The search will be done in steps. First, Webb astronomers will ascertain if any of the TRAPPIST-1 planets actually possess atmospheres — a massive development in and of itself.

Second, work will begin to find out what each of these spheres consists of. A process that de Wit described as “like peeling an onion”.

“Something worth noting is that something can be easily detected just because it has very powerful features, but it may be at a very, very low amount,” he added. “So we’ll start to find the molecular features, which is cool.

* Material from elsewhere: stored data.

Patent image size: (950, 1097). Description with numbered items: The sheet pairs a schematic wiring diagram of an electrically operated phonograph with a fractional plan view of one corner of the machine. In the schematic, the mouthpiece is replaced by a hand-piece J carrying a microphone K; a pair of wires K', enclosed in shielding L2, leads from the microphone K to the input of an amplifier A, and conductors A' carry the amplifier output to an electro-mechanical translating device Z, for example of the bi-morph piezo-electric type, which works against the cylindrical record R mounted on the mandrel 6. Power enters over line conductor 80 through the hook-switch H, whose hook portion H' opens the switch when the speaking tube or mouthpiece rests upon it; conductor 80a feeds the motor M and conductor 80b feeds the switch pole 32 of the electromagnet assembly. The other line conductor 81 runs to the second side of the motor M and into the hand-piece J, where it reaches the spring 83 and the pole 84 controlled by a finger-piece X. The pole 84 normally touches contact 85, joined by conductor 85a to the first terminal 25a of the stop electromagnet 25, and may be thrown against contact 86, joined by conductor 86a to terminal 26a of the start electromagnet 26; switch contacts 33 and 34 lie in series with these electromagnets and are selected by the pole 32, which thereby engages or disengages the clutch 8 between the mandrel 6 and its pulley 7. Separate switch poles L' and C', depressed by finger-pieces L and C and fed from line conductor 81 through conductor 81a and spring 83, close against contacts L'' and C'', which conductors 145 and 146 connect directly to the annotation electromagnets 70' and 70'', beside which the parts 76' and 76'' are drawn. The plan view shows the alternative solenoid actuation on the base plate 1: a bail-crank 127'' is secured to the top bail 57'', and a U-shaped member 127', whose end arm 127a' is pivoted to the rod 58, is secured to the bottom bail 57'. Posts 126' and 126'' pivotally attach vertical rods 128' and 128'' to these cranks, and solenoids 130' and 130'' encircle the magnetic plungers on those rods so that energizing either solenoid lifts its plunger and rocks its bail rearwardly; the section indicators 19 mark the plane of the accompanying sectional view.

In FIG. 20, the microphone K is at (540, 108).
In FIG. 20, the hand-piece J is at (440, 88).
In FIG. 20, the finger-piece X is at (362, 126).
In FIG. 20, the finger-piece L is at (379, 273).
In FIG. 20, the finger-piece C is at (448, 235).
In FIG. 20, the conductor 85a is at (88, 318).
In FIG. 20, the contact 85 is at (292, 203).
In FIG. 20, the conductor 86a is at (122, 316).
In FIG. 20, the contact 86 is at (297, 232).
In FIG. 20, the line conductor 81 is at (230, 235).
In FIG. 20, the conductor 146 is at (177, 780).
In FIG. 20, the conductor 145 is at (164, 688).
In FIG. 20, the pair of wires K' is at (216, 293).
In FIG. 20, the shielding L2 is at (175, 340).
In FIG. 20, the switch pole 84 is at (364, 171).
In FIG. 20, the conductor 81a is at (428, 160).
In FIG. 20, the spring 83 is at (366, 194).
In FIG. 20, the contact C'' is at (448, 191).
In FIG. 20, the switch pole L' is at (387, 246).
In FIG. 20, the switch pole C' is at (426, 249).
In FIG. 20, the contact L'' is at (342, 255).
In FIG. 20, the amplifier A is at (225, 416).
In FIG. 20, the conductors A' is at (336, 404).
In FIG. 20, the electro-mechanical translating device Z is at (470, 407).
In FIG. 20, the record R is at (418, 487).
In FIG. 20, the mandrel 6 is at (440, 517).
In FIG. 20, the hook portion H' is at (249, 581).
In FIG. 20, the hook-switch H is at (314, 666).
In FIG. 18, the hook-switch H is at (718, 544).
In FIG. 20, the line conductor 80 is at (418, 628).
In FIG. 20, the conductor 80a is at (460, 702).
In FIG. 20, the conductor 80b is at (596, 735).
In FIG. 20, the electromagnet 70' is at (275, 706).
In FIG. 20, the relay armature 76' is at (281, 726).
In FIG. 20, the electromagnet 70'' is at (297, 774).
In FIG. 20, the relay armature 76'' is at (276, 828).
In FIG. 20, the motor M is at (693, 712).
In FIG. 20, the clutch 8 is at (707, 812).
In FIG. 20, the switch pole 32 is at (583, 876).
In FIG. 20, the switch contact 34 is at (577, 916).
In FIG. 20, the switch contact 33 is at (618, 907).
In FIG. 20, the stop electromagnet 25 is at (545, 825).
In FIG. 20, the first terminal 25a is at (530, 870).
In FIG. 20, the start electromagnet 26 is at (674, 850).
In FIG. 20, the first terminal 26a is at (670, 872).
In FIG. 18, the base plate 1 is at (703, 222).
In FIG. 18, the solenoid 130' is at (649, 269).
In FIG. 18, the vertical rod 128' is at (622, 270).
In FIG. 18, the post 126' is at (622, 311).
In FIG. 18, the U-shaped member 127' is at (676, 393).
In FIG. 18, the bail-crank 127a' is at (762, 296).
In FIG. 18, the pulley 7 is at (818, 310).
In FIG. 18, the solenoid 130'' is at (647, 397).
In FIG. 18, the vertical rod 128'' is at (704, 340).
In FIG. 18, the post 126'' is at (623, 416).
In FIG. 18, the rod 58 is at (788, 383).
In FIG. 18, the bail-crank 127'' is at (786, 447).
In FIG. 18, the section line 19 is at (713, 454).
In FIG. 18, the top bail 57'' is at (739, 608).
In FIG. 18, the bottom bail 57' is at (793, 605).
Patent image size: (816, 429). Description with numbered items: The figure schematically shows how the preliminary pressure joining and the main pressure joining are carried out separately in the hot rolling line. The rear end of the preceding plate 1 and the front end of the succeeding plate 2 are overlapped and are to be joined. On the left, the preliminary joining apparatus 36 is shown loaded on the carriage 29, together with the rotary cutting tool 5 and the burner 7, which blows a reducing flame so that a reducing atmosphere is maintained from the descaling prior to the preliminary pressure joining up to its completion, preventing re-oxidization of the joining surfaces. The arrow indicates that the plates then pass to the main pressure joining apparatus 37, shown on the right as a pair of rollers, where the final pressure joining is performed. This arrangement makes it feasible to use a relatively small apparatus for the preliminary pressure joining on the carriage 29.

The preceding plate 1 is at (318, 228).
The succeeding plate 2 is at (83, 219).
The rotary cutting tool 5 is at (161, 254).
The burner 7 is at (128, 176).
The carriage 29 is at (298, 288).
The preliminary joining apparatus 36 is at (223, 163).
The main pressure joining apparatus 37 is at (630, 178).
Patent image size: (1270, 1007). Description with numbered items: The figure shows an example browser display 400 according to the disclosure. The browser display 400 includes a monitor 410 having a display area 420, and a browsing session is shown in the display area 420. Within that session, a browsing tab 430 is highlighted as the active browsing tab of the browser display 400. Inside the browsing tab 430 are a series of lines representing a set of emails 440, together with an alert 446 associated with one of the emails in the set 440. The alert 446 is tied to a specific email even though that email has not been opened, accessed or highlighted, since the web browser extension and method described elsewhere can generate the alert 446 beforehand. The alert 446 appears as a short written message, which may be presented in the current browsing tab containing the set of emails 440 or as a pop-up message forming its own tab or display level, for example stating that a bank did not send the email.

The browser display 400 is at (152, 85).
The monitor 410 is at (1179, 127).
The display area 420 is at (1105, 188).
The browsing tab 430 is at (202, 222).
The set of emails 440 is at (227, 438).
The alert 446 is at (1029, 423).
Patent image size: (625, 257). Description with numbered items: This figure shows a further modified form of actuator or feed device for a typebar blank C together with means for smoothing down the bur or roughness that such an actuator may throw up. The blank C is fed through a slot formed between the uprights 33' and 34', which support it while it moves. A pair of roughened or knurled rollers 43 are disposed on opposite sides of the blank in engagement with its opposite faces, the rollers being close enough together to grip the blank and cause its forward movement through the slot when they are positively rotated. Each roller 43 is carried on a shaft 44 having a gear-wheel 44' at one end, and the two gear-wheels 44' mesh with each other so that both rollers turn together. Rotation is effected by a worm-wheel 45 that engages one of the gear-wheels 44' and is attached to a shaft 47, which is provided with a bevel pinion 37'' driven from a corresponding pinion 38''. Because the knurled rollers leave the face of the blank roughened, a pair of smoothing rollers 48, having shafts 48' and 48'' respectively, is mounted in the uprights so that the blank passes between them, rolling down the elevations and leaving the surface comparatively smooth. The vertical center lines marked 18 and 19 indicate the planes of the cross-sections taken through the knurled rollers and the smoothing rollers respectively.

But then the next step will be for us to have enough data so that we can start discussing how much of this is, and then we can even start extracting information about temperature, as a function of height and pressure” .

Then, Webb’s team can begin to deduce details about the surface conditions and processes that could have led to those atmospheric components being present in the first place.

“It’s like your favorite TV show, and you have to wait a week for the next episode,” de Witt said. “In that case, you may have to wait a year to get the next episode.”

get gas

There are several components of the atmosphere that may be of interest to scientists studying the TRAPPIST-1 planets – water vapor may be among the first that come to mind – but for Gilon, methane will be the biggest component.

“Methane, as we know, has a very short life,” he said. “In such an atmosphere, its molecules disappear very quickly. So if you have large amounts of methane in the atmosphere of one of the TRAPPIST-1 planets, with the atmosphere also being rich in carbon dioxide or ozone, that means there is a very large amount of methane in the atmosphere. Methane is a great source of methane and we don’t know a lot of abiotic sources, but we do know that life can produce methane.

“We think that before Earth’s atmosphere was very rich in oxygen, thanks to the advent of photosynthesis, methane was present in abundance in Earth’s atmosphere because there were some bacteria that produced a lot of methane at that time.

“So if we find methane that will be very exciting.”